Le village d’Astérix, marmite rebelle

Excursions imaginaires dans l’univers des bandes dessinées... Aujourd'hui, balade dans le hameau gaulois, créé par Goscinny et Uderzo qui vient de mourir. Une ode à la résistance et à l’épicurisme.
(Danor Shtruzman / Flickr)
publié le 15 juillet 2018 à 18h46
(mis à jour le 24 mars 2020 à 18h16)

Il y a des lieux qu’on ne présente plus, des espaces gravés au burin sur la carte de notre imaginaire commun : la Terre du Milieu de Tolkien, la matrice cyberpunk des sœurs Wachowski… Le village d’Astérix fait partie de ces boussoles de fiction. En 52 avant J.-C., assiégé par les Romains, le dernier bastion de la «Gaule libre» est un grain de sable qui a fait le tour du monde.
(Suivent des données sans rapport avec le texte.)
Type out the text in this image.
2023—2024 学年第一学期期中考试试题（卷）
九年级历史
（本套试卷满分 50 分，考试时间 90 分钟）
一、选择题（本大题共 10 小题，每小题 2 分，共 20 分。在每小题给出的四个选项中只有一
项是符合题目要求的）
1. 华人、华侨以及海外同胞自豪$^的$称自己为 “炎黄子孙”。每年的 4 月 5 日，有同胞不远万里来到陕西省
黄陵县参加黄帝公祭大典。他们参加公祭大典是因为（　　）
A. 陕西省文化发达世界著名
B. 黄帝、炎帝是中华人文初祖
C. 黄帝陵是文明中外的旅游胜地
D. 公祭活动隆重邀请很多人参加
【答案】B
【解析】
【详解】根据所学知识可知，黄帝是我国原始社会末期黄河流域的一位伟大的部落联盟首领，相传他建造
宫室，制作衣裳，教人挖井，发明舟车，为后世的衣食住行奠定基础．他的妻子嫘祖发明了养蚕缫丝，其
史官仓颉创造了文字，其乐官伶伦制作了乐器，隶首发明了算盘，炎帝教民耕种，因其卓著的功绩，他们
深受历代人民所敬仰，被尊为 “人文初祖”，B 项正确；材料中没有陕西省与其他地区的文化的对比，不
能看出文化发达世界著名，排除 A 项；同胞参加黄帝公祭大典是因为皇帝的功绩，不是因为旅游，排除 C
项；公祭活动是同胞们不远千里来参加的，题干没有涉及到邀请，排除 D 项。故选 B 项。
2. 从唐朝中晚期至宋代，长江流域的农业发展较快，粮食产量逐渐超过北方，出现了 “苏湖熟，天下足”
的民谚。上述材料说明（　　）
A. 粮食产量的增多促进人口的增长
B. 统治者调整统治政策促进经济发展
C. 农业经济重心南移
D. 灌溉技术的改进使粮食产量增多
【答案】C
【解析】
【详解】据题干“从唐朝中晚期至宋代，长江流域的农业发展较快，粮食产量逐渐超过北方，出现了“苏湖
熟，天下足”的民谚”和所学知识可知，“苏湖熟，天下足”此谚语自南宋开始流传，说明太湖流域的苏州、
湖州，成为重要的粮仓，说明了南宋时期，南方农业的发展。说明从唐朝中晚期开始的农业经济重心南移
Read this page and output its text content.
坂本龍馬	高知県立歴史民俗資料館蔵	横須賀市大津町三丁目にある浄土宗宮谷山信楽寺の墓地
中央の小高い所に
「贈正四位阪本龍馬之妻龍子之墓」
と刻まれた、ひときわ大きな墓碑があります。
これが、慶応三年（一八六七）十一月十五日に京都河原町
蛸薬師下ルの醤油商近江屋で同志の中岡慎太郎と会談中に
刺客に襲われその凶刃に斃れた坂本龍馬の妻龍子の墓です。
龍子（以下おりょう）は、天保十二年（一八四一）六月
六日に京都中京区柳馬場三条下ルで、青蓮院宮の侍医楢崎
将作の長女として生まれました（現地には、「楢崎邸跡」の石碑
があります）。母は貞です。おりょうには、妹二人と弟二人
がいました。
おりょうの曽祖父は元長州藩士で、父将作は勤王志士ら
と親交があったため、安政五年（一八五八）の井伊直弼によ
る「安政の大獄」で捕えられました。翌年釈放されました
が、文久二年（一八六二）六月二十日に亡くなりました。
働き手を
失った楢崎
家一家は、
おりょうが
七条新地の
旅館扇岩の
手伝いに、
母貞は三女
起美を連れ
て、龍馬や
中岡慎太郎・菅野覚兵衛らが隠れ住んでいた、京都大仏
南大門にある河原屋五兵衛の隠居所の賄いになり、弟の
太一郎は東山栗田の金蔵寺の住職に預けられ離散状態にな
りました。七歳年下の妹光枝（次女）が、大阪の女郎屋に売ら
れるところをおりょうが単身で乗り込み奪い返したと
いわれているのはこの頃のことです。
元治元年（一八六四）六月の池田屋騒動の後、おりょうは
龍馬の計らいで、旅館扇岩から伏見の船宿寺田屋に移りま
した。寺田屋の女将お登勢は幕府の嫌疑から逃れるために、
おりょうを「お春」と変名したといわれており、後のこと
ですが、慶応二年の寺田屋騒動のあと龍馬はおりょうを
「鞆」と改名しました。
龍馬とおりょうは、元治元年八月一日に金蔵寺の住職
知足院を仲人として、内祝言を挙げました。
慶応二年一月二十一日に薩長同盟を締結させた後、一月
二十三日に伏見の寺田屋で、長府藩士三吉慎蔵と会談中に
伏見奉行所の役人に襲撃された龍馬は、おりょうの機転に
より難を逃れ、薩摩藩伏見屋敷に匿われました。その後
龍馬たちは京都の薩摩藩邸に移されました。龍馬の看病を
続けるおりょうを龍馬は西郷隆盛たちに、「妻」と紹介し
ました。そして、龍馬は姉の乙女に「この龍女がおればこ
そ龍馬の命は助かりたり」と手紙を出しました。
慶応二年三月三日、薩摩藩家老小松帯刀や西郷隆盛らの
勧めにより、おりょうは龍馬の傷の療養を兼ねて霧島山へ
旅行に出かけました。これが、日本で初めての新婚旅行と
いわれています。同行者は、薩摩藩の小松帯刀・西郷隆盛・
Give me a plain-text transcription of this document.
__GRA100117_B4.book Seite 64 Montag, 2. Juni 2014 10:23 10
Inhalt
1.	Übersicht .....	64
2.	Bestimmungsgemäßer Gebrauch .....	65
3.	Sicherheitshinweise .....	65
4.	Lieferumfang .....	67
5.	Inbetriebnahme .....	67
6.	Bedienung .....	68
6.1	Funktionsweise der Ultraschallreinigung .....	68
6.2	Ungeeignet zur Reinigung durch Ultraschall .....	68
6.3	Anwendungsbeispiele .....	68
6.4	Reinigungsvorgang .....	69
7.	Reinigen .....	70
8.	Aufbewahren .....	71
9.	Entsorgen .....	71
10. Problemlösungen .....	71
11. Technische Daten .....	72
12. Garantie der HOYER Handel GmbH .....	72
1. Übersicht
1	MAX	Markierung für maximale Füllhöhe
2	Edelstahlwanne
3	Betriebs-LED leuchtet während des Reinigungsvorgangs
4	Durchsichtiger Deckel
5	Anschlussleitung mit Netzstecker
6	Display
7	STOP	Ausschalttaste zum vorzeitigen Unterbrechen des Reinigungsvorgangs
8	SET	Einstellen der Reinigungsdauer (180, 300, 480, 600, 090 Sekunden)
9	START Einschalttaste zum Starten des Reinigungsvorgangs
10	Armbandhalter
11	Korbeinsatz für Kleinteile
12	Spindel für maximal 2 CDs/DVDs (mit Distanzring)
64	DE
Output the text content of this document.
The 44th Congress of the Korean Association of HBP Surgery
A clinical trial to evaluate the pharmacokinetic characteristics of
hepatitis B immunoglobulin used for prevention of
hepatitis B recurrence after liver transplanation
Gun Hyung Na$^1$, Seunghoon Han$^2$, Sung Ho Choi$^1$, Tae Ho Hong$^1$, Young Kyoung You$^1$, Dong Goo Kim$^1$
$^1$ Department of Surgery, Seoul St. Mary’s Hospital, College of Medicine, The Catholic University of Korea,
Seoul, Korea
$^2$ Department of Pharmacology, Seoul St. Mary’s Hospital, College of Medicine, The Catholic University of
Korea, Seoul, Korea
Sous la loupe déformante de ses créateurs, il est même devenu le prototype du village gaulois, imposant ses huttes rondes au toit de chaume, sa palissade de bois protectrice, son barde insupportable, ses menhirs, ses ventres ronds remplis de sanglier et son ciel qui menace de s’écrouler à chaque instant.

Moustache

Avec force dérision, page après page, le cauchemar d’historien tourne à l’extase. Goscinny et Uderzo ont bâti une utopie aussi anachronique que fédératrice. Deux mondes s’affrontent. Les Gaulois épicuriens, portés sur la bouteille et le coup-de-poing, face aux Romains autoritaires, raides et conquérants. Les petits contre l’empire, la moustache contre la toge.

L'empathie pour les premiers est immédiate. Lorsque les planches d'Astérix surgissent dans le magazine Pilote en octobre 1959, l'opinion publique est parfaitement en phase avec les Gaulois de papier. La France veut se rassurer et oublier Vichy. La nation blessée, en pâmoison devant son Général, exalte les rebelles de tout poil.

Le village d'Astérix fascine par son équilibre et son harmonie. «Il me fait penser à une petite communauté démocratique tranquille et laïque, fidèle aux valeurs de la IIIe République, confie Nicolas Rouvière, maître de conférences en littérature à l'université Grenoble-Alpes et auteur du Complexe d'Obélix (PUF, 2014). Le druide n'est pas une figure religieuse mais un vieux sage, qui pourrait être l'ancêtre de l'instituteur. Le chef tombe souvent de son bouclier pour se mêler au peuple. La société civile est turbulente, mais les pouvoirs s'équilibrent.»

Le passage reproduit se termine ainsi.